Hal Sutton, the stetson-wearing US skipper, went against all rational thinking and flung the two together in the kind of gung-ho approach that could have had him replacing Lord Cardigan at the head of the Light Brigade.

It proved to be a calamitous decision as the duo lost two out of two amid much muttering and grumbling.

In 2018, and with a relationship between the two that’s now based on mutual respect more than bitter rivalry, Mickelson did not shy away from thinking the unthinkable.

“I think we would both welcome it,” said Mickel­son with a sense of intrigue when asked about the prospect of partnering Woods before giving his thoughts on what could make this historically awkward alliance work.
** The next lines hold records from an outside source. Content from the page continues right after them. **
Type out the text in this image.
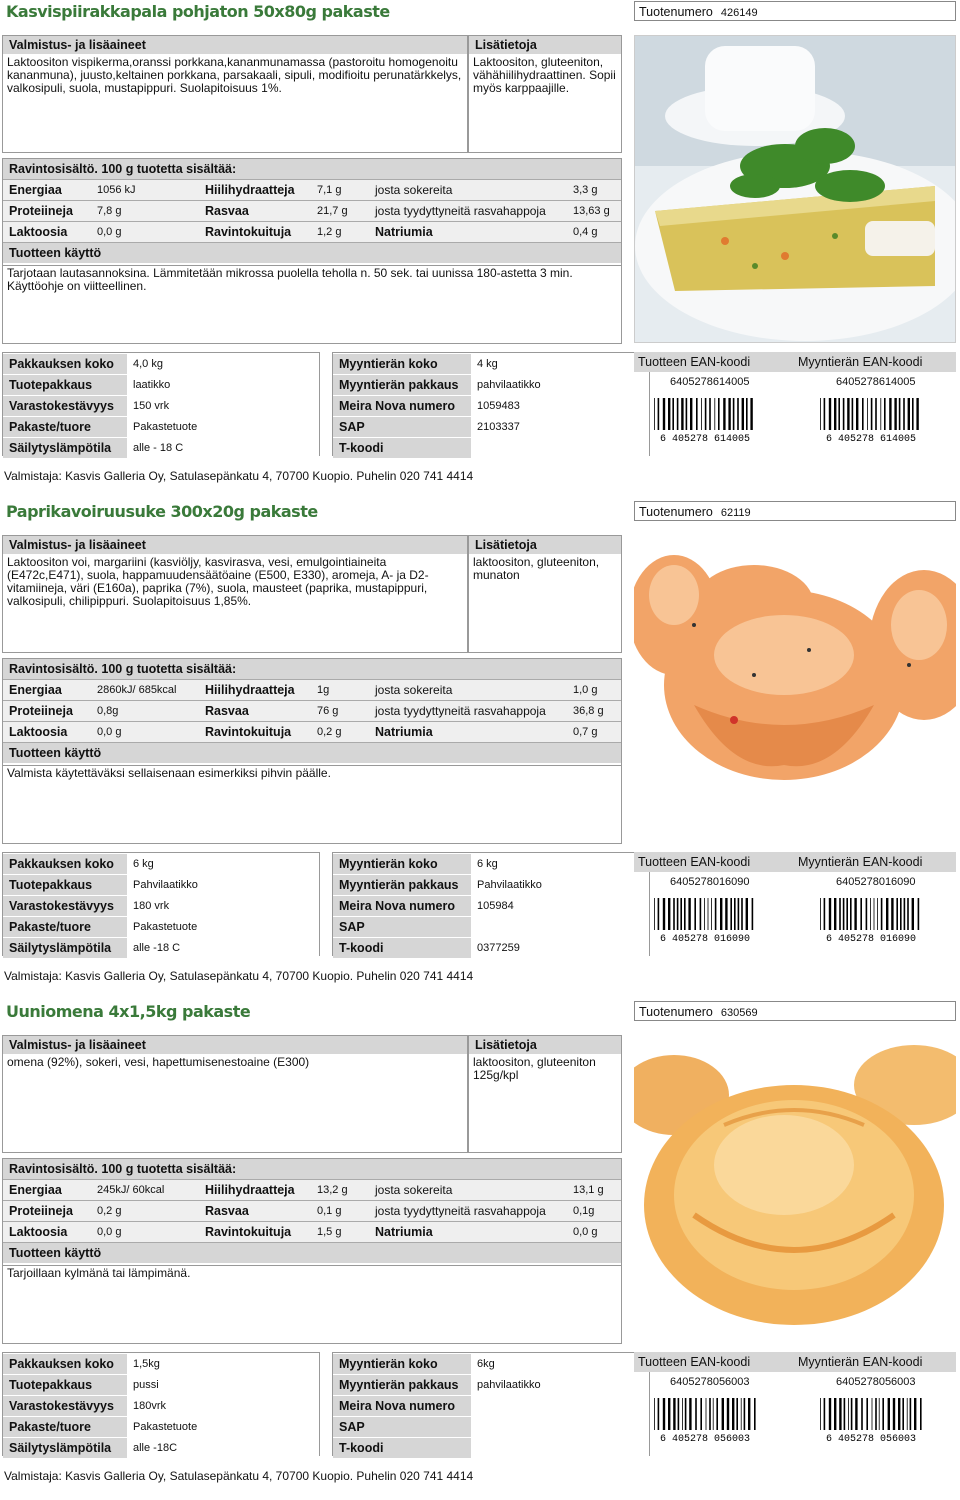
Kasvispiirakkapala pohjaton 50x80g pakaste	Tuotenumero 426149
Valmistus- ja lisäaineet
Laktoositon vispikerma,oranssi porkkana,kananmunamassa (pastoroitu homogenoitu kananmuna), juusto,keltainen porkkana, parsakaali, sipuli, modifioitu perunatärkkelys, valkosipuli, suola, mustapippuri. Suolapitoisuus 1%.
Lisätietoja
Laktoositon, gluteeniton, vähähiilihydraattinen. Sopii myös karppaajille.
Ravintosisältö. 100 g tuotetta sisältää:
Energiaa	1056 kJ	Hiilihydraatteja 7,1 g	josta sokereita	3,3 g
Proteiineja 7,8 g	Rasvaa	21,7 g josta tyydyttyneitä rasvahappoja 13,63 g
Laktoosia	0,0 g	Ravintokuituja 1,2 g	Natriumia	0,4 g
Tuotteen käyttö
Tarjotaan lautasannoksina. Lämmitetään mikrossa puolella teholla n. 50 sek. tai uunissa 180-astetta 3 min. Käyttöohje on viitteellinen.
Pakkauksen koko	4,0 kg
Tuotepakkaus	laatikko
Varastokestävyys	150 vrk
Pakaste/tuore	Pakastetuote
Säilytyslämpötila	alle - 18 C
Myyntierän koko	4 kg
Myyntierän pakkaus	pahvilaatikko
Meira Nova numero	1059483
SAP	2103337
T-koodi
Tuotteen EAN-koodi	Myyntierän EAN-koodi
6405278614005	6405278614005
6 405278 614005	6 405278 614005
Valmistaja: Kasvis Galleria Oy, Satulasepänkatu 4, 70700 Kuopio. Puhelin 020 741 4414
Paprikavoiruusuke 300x20g pakaste	Tuotenumero 62119
Valmistus- ja lisäaineet
Laktoositon voi, margariini (kasviöljy, kasvirasva, vesi, emulgointiaineita (E472c,E471), suola, happamuudensäätöaine (E500, E330), aromeja, A- ja D2-vitamiineja, väri (E160a), paprika (7%), suola, mausteet (paprika, mustapippuri, valkosipuli, chilipippuri. Suolapitoisuus 1,85%.
Lisätietoja
laktoositon, gluteeniton, munaton
Ravintosisältö. 100 g tuotetta sisältää:
Energiaa	2860kJ/ 685kcal Hiilihydraatteja 1g	josta sokereita	1,0 g
Proteiineja 0,8g	Rasvaa	76 g	josta tyydyttyneitä rasvahappoja 36,8 g
Laktoosia	0,0 g	Ravintokuituja 0,2 g	Natriumia	0,7 g
Tuotteen käyttö
Valmista käytettäväksi sellaisenaan esimerkiksi pihvin päälle.
Pakkauksen koko	6 kg
Tuotepakkaus	Pahvilaatikko
Varastokestävyys	180 vrk
Pakaste/tuore	Pakastetuote
Säilytyslämpötila	alle -18 C
Myyntierän koko	6 kg
Myyntierän pakkaus	Pahvilaatikko
Meira Nova numero	105984
SAP
T-koodi	0377259
Tuotteen EAN-koodi	Myyntierän EAN-koodi
6405278016090	6405278016090
6 405278 016090	6 405278 016090
Valmistaja: Kasvis Galleria Oy, Satulasepänkatu 4, 70700 Kuopio. Puhelin 020 741 4414
Uuniomena 4x1,5kg pakaste	Tuotenumero 630569
Valmistus- ja lisäaineet
omena (92%), sokeri, vesi, hapettumisenestoaine (E300)
Lisätietoja
laktoositon, gluteeniton 125g/kpl
Ravintosisältö. 100 g tuotetta sisältää:
Energiaa	245kJ/ 60kcal	Hiilihydraatteja 13,2 g josta sokereita	13,1 g
Proteiineja 0,2 g	Rasvaa	0,1 g	josta tyydyttyneitä rasvahappoja 0,1g
Laktoosia	0,0 g	Ravintokuituja 1,5 g	Natriumia	0,0 g
Tuotteen käyttö
Tarjoillaan kylmänä tai lämpimänä.
Pakkauksen koko	1,5kg
Tuotepakkaus	pussi
Varastokestävyys	180vrk
Pakaste/tuore	Pakastetuote
Säilytyslämpötila	alle -18C
Myyntierän koko	6kg
Myyntierän pakkaus	pahvilaatikko
Meira Nova numero
SAP
T-koodi
Tuotteen EAN-koodi	Myyntierän EAN-koodi
6405278056003	6405278056003
6 405278 056003	6 405278 056003
Valmistaja: Kasvis Galleria Oy, Satulasepänkatu 4, 70700 Kuopio. Puhelin 020 741 4414
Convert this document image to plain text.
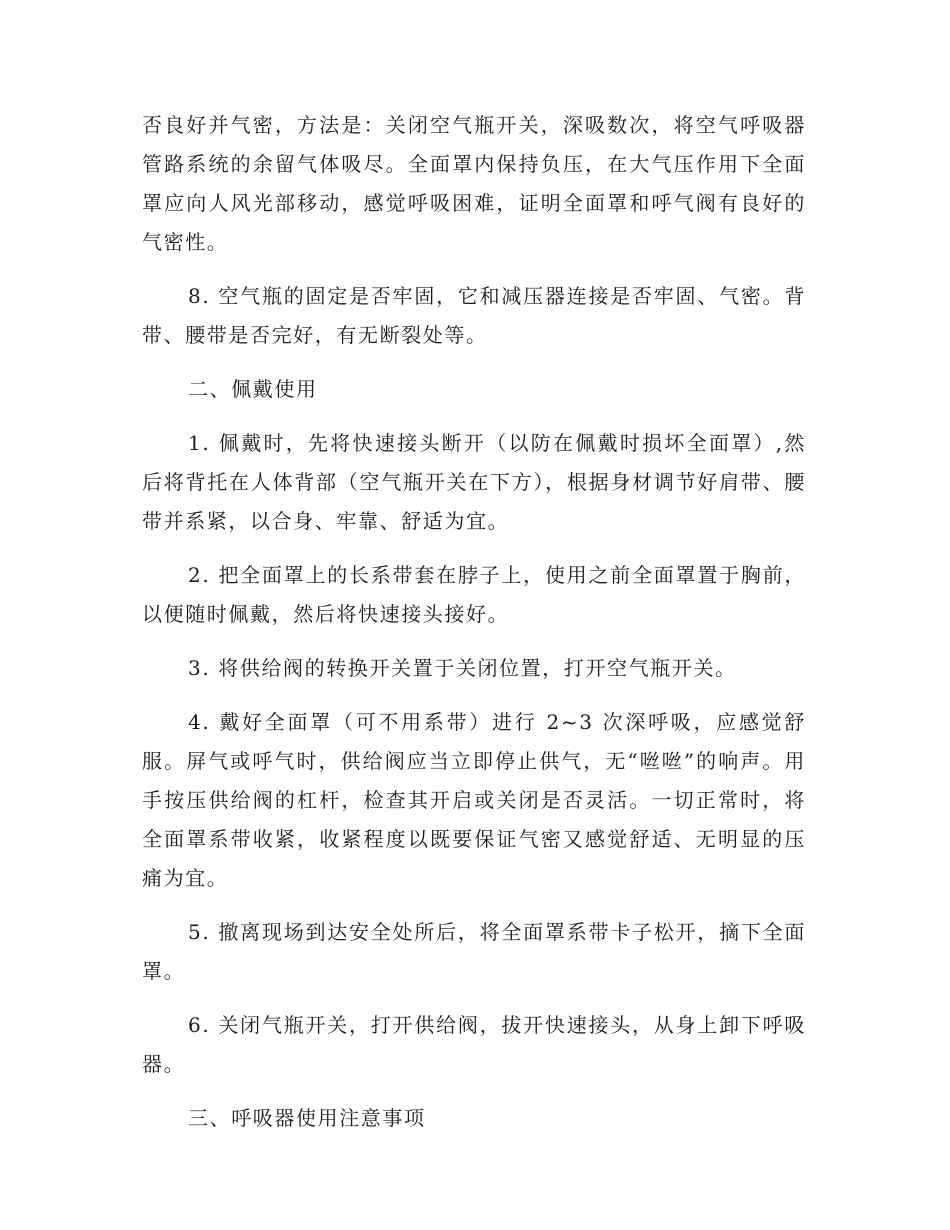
否良好并气密，方法是：关闭空气瓶开关，深吸数次，将空气呼吸器管路系统的余留气体吸尽。全面罩内保持负压，在大气压作用下全面罩应向人风光部移动，感觉呼吸困难，证明全面罩和呼气阀有良好的气密性。

8. 空气瓶的固定是否牢固，它和减压器连接是否牢固、气密。背带、腰带是否完好，有无断裂处等。

二、佩戴使用

1. 佩戴时，先将快速接头断开（以防在佩戴时损坏全面罩）,然后将背托在人体背部（空气瓶开关在下方），根据身材调节好肩带、腰带并系紧，以合身、牢靠、舒适为宜。

2. 把全面罩上的长系带套在脖子上，使用之前全面罩置于胸前，以便随时佩戴，然后将快速接头接好。

3. 将供给阀的转换开关置于关闭位置，打开空气瓶开关。

4. 戴好全面罩（可不用系带）进行 2~3 次深呼吸，应感觉舒服。屏气或呼气时，供给阀应当立即停止供气，无“咝咝”的响声。用手按压供给阀的杠杆，检查其开启或关闭是否灵活。一切正常时，将全面罩系带收紧，收紧程度以既要保证气密又感觉舒适、无明显的压痛为宜。

5. 撤离现场到达安全处所后，将全面罩系带卡子松开，摘下全面罩。

6. 关闭气瓶开关，打开供给阀，拔开快速接头，从身上卸下呼吸器。

三、呼吸器使用注意事项
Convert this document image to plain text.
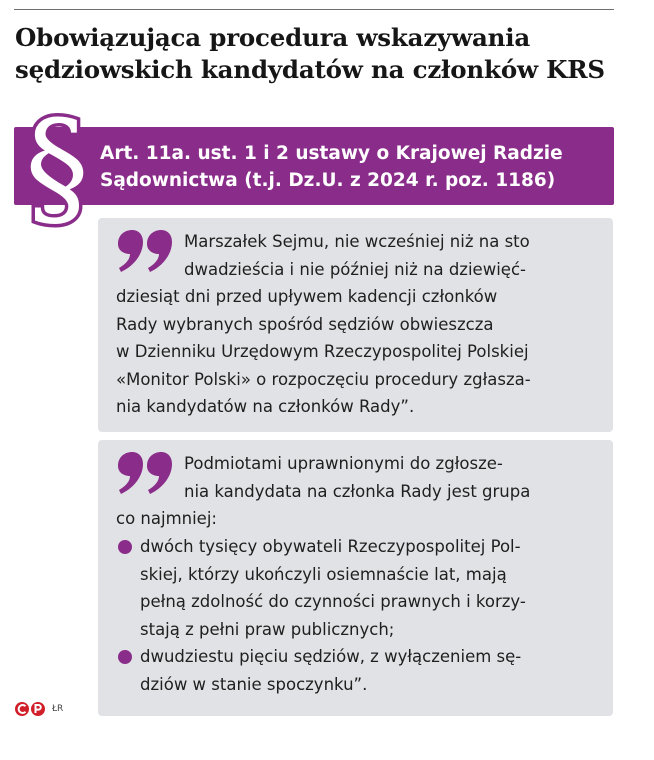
Obowiązująca procedura wskazywania
sędziowskich kandydatów na członków KRS
§ Art. 11a. ust. 1 i 2 ustawy o Krajowej Radzie
Sądownictwa (t.j. Dz.U. z 2024 r. poz. 1186)

Marszałek Sejmu, nie wcześniej niż na sto
dwadzieścia i nie później niż na dziewięć-

dziesiąt dni przed upływem kadencji członków
Rady wybranych spośród sędziów obwieszcza
w Dzienniku Urzędowym Rzeczypospolitej Polskiej
«Monitor Polski» o rozpoczęciu procedury zgłasza-
nia kandydatów na członków Rady”.

Podmiotami uprawnionymi do zgłosze-
nia kandydata na członka Rady jest grupa

co najmniej:

dwóch tysięcy obywateli Rzeczypospolitej Pol-
skiej, którzy ukończyli osiemnaście lat, mają
pełną zdolność do czynności prawnych i korzy-
stają z pełni praw publicznych;

dwudziestu pięciu sędziów, z wyłączeniem sę-
dziów w stanie spoczynku”.

ŁR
“When we go over little details as to why we were or weren’t successful, when I talk about it openly and try to share insight, sometimes it comes across as though I’m trying to take a shot at somebody and I don’t want to do that,” Mickelson added.

“The bottom line is going to be preparation. When we can eliminate the variables, eliminate the uncertainties, it eliminates the pressure. That’s probably the best way to answer it. I’d say we would be more prepared.”

There’s also another factor in the current Woods climate. “This is the best I think I’ve ever seen him swing the club, even going back to 2000, when I thought he was at his best,” noted Mickelson.

Compared to the generous open expanses of Hazeltine in 2016, Le Golf National is posing the US captain, Jim Furyk, some problems

“There are not a lot of wide parts out there,” he conceded. “We are trying to figure out what’s in store for us.” Whatever it is, it should be good.